If the hill is long enough that you know the battery will fill, use B mode from the top. This will delay the topping of the battery, reducing the amount of time you'll have to use friction brakes or listen to the highest level of engine screaming from compression braking, While the battery is still filling, I see no problem with riding the brakes in regeneration mode. That puts no (or very little) heat into rotors. It is fairly easy to monitor and stay primarily in regen (not friction) braking in the regular Prius, but I don't know how the 'v' displays are different. When regen braking is done, or insufficient, I believe one should use the brakes the same as a regular nonhybrid. As for pulsing vs. riding the brake, I was not taught to pulse, and am having difficult figuring out how that would help. It seems that the vehicle's kinetic energy that gets turned into brake heat is a function of mass and speed change and elevation drop, and should be the same regardless of brake modulation pattern. The only methods I was taught for avoiding brake overheating were (1) downshift to use engine compression braking, shifting some heat away from the brakes and into the engine exhaust, and (2) take a turnout to give the brakes some time to cool before continuing the descent. Pikes Peak even has a mandatory brake checkpoint, where the attendant ordered an F250 not far behind me to pull over into the 30 minute cooling off zone. (FWIW, it had Florida plates.) My spouse does use brake pulsing, unfortunately including hills short enough that regen could otherwise harvest all the energy.
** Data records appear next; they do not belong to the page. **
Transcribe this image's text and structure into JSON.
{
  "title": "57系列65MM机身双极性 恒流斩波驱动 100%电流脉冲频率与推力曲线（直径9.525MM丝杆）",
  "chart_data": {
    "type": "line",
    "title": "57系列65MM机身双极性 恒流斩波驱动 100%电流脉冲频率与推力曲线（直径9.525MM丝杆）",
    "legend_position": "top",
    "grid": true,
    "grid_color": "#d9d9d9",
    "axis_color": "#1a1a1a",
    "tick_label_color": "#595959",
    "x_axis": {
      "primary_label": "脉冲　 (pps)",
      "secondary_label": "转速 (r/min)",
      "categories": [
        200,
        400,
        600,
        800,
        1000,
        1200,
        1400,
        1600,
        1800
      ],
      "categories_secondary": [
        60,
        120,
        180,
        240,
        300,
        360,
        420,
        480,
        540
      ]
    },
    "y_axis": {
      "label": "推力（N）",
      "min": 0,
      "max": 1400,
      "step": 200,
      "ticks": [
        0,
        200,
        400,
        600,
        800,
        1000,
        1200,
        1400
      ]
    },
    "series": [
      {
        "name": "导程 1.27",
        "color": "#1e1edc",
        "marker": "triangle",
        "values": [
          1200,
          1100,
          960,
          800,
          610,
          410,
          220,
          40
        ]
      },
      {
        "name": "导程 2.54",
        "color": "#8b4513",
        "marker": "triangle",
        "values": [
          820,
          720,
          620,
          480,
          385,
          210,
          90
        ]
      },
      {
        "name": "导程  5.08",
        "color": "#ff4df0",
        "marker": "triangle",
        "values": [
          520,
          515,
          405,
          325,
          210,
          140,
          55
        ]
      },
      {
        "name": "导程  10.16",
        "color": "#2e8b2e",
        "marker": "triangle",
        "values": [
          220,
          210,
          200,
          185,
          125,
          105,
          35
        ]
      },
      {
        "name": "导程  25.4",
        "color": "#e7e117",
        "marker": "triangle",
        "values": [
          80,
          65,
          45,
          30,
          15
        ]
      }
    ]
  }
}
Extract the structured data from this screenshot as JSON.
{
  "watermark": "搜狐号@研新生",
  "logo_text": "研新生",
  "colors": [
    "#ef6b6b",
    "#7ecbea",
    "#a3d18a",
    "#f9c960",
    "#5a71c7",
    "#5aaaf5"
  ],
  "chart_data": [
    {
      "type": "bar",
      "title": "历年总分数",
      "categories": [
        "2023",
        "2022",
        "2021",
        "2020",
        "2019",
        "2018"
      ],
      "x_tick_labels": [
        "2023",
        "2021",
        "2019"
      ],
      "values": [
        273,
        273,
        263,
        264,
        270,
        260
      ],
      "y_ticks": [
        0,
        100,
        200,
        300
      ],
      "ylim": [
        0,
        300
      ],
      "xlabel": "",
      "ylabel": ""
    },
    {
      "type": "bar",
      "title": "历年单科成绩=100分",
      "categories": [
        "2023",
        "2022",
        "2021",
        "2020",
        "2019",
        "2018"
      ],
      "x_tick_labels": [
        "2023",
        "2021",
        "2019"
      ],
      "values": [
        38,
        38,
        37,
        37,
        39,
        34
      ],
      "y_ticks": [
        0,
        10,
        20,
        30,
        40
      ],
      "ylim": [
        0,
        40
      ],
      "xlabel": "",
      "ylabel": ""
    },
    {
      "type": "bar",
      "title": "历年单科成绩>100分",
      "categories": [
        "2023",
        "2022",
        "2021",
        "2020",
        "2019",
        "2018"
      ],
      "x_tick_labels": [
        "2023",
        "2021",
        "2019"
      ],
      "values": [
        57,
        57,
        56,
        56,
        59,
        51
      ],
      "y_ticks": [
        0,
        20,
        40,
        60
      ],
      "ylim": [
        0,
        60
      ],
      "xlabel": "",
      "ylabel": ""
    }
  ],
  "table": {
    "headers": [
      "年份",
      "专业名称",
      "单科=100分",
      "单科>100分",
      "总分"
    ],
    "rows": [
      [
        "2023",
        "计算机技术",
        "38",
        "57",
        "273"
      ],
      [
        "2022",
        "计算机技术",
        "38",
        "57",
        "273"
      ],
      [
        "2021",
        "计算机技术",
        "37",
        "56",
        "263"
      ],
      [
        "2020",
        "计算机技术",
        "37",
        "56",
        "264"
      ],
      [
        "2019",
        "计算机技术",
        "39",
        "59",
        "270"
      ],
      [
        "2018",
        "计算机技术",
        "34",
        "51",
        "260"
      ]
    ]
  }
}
But her pulses far exceed the regen limit, so most of the braking action goes into friction, not battery charge. Perversely, this old method (or myth, in my view) for keeping the brakes cooler is actually causing my Prius brakes to get warmer than necessary, while simultaneously hurting MPG by needlessly throwing away recoverable energy. After four years, I've given up trying to retrain her brake foot for a hybrids. When regen is no longer available, I see no downside to pulsing, but no upside either.
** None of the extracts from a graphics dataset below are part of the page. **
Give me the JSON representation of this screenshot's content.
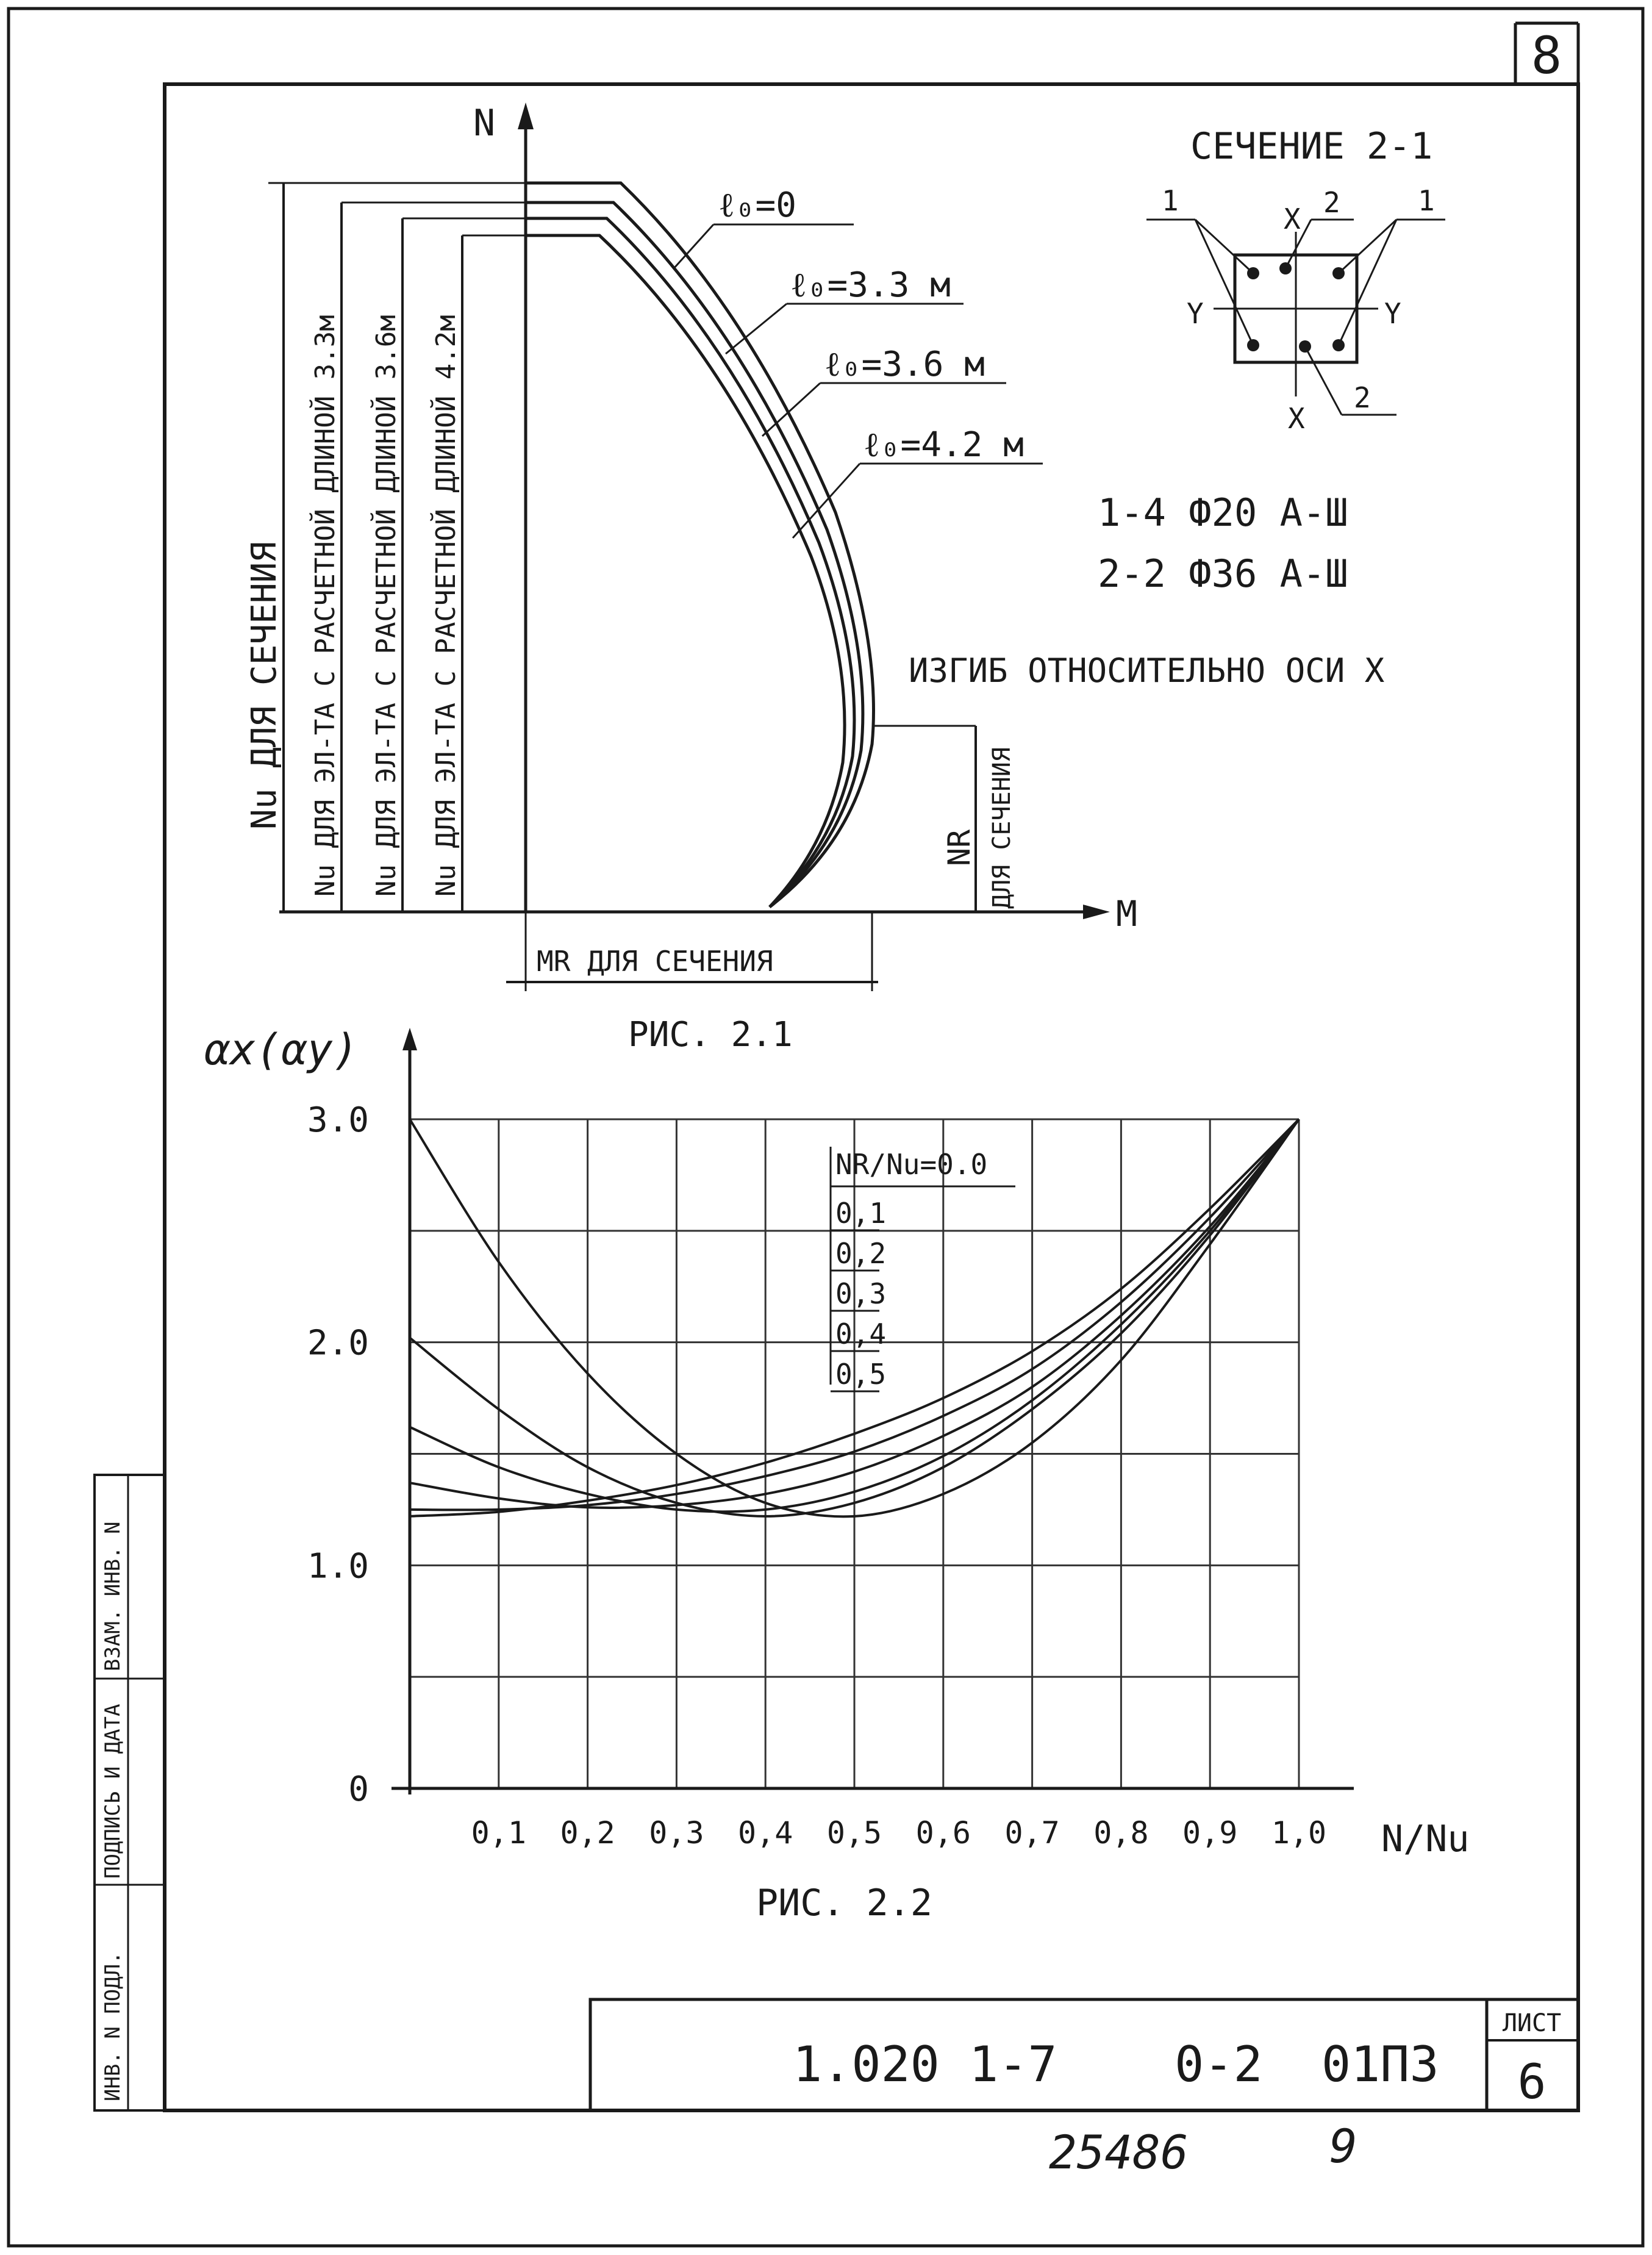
{
  "sheet": {
    "corner_number": "8",
    "code": "1.020 1-7    0-2  01П3",
    "list_label": "ЛИСТ",
    "list_number": "6",
    "handwritten_number": "25486",
    "handwritten_page": "9",
    "side_stamp": {
      "inv_original": "ИНВ. N ПОДЛ.",
      "signature_date": "ПОДПИСЬ И ДАТА",
      "replace_inv": "ВЗАМ. ИНВ. N"
    }
  },
  "fig1": {
    "caption": "РИС. 2.1",
    "axis_n": "N",
    "axis_m": "M",
    "curves": [
      {
        "label": "ℓ₀=0"
      },
      {
        "label": "ℓ₀=3.3 м"
      },
      {
        "label": "ℓ₀=3.6 м"
      },
      {
        "label": "ℓ₀=4.2 м"
      }
    ],
    "dims": {
      "nu_section": "Nu ДЛЯ СЕЧЕНИЯ",
      "nu_33": "Nu ДЛЯ ЭЛ-ТА С РАСЧЕТНОЙ ДЛИНОЙ 3.3м",
      "nu_36": "Nu ДЛЯ ЭЛ-ТА С РАСЧЕТНОЙ ДЛИНОЙ 3.6м",
      "nu_42": "Nu ДЛЯ ЭЛ-ТА С РАСЧЕТНОЙ ДЛИНОЙ 4.2м",
      "nr_a": "NR",
      "nr_b": "ДЛЯ СЕЧЕНИЯ",
      "mr_section": "MR ДЛЯ СЕЧЕНИЯ"
    }
  },
  "section": {
    "title": "СЕЧЕНИЕ 2-1",
    "labels": {
      "one": "1",
      "two": "2",
      "x": "X",
      "y": "Y"
    },
    "rebar_1": "1-4 Ф20 A-Ш",
    "rebar_2": "2-2 Ф36 A-Ш",
    "note": "ИЗГИБ ОТНОСИТЕЛЬНО ОСИ X"
  },
  "chart_data": {
    "type": "line",
    "title": "",
    "caption": "РИС. 2.2",
    "ylabel": "αx(αy)",
    "xlabel": "N/Nu",
    "xlim": [
      0,
      1.0
    ],
    "ylim": [
      0,
      3.0
    ],
    "y_ticks": [
      "0",
      "1.0",
      "2.0",
      "3.0"
    ],
    "x_ticks": [
      "0,1",
      "0,2",
      "0,3",
      "0,4",
      "0,5",
      "0,6",
      "0,7",
      "0,8",
      "0,9",
      "1,0"
    ],
    "legend_title": "NR/Nu=0.0",
    "legend_entries": [
      "0,1",
      "0,2",
      "0,3",
      "0,4",
      "0,5"
    ],
    "series": [
      {
        "param": "0.0",
        "x": [
          0.0,
          0.1,
          0.2,
          0.3,
          0.4,
          0.5,
          0.6,
          0.7,
          0.8,
          0.9,
          1.0
        ],
        "y": [
          3.0,
          2.36,
          1.86,
          1.5,
          1.28,
          1.22,
          1.32,
          1.55,
          1.92,
          2.44,
          3.0
        ]
      },
      {
        "param": "0.1",
        "x": [
          0.0,
          0.1,
          0.2,
          0.3,
          0.4,
          0.5,
          0.6,
          0.7,
          0.8,
          0.9,
          1.0
        ],
        "y": [
          2.02,
          1.7,
          1.44,
          1.28,
          1.22,
          1.28,
          1.44,
          1.7,
          2.04,
          2.48,
          3.0
        ]
      },
      {
        "param": "0.2",
        "x": [
          0.0,
          0.1,
          0.2,
          0.3,
          0.4,
          0.5,
          0.6,
          0.7,
          0.8,
          0.9,
          1.0
        ],
        "y": [
          1.62,
          1.44,
          1.32,
          1.25,
          1.25,
          1.33,
          1.49,
          1.74,
          2.08,
          2.5,
          3.0
        ]
      },
      {
        "param": "0.3",
        "x": [
          0.0,
          0.1,
          0.2,
          0.3,
          0.4,
          0.5,
          0.6,
          0.7,
          0.8,
          0.9,
          1.0
        ],
        "y": [
          1.37,
          1.3,
          1.26,
          1.27,
          1.32,
          1.42,
          1.58,
          1.8,
          2.12,
          2.52,
          3.0
        ]
      },
      {
        "param": "0.4",
        "x": [
          0.0,
          0.1,
          0.2,
          0.3,
          0.4,
          0.5,
          0.6,
          0.7,
          0.8,
          0.9,
          1.0
        ],
        "y": [
          1.25,
          1.25,
          1.27,
          1.32,
          1.4,
          1.51,
          1.67,
          1.88,
          2.18,
          2.56,
          3.0
        ]
      },
      {
        "param": "0.5",
        "x": [
          0.0,
          0.1,
          0.2,
          0.3,
          0.4,
          0.5,
          0.6,
          0.7,
          0.8,
          0.9,
          1.0
        ],
        "y": [
          1.22,
          1.24,
          1.29,
          1.36,
          1.46,
          1.59,
          1.75,
          1.96,
          2.24,
          2.6,
          3.0
        ]
      }
    ]
  }
}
The v has three white bars in a box just under the green bars showing energy use. When you brake, each bar lights up as you press harder. Presumably, if you press harder still, that is friction braking. If you only light 2 bars, it can't be using friction brakes, I work at 'just barely' three bars. (To glide, in Pulse and Glide, try for no bars or just one green bar)
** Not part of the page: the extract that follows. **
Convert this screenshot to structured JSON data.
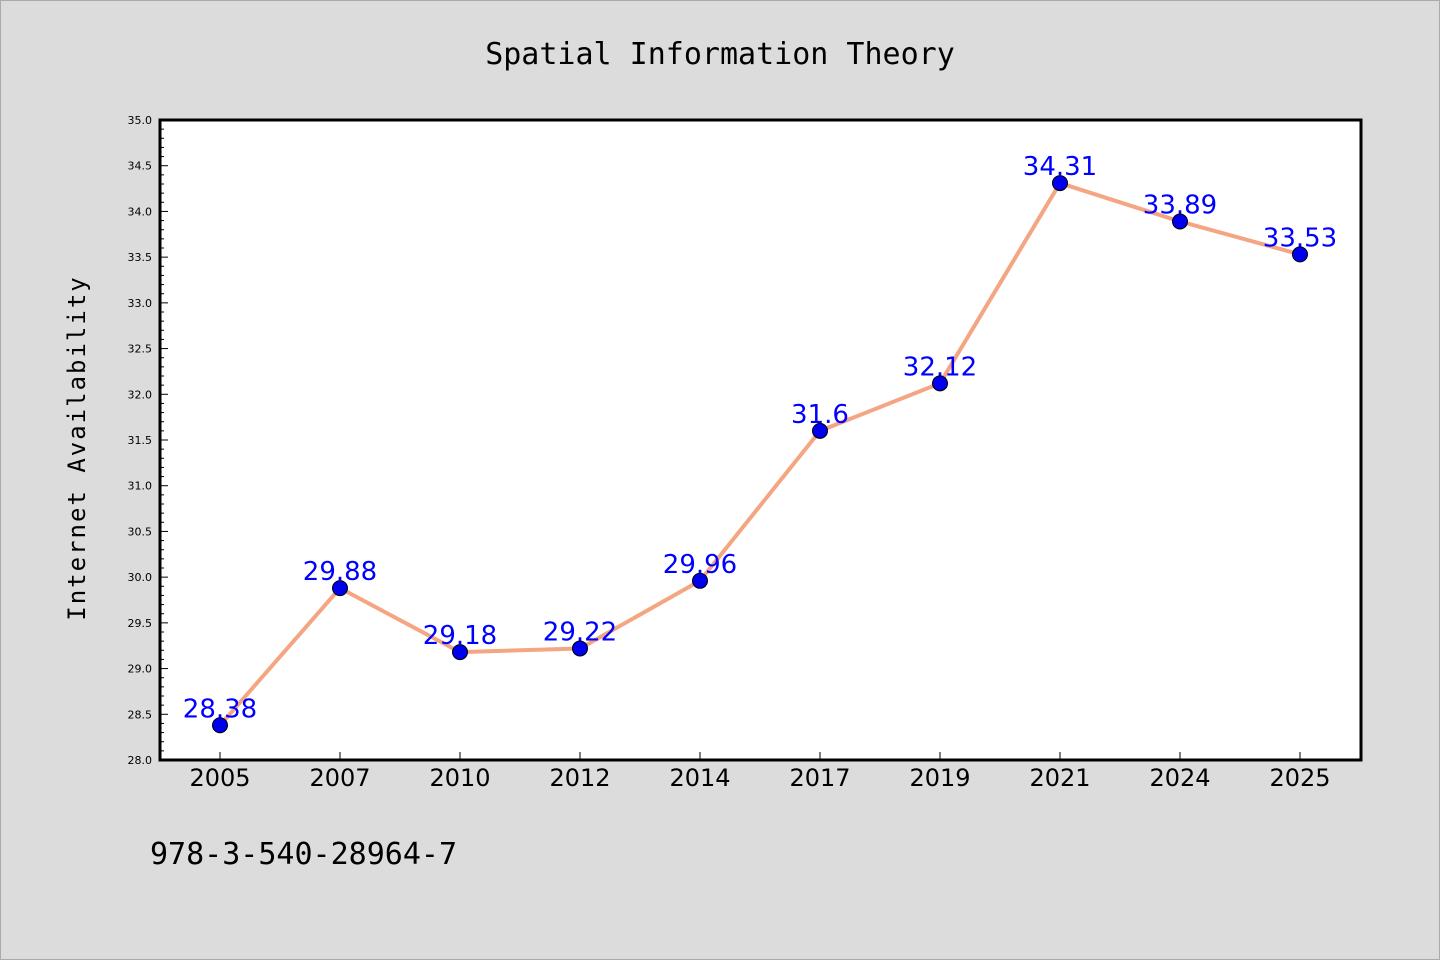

Found a good article on braking doing a quick google search: proper way to decend grade Compares Snub braking(what i'm referring to as "pulse" braking) and controlled braking(riding the brakes). Liked this part: I'm pretty sure with ABS,EBD,VSC, yadda yadda the Prius v has near perfect brake balance compared to a big truck with air brakes in questionable condition, so riding the brakes as you say fuzzy1 i'm now convinced is totally fine in the v and hereby determine to repent of my pulse braking ways.
^^ Thanks for finding this. I do understand why it is better for those trucks. And it gives me confidence that I wasn't doing anything wrong or missing anything useful on the cars I have driven.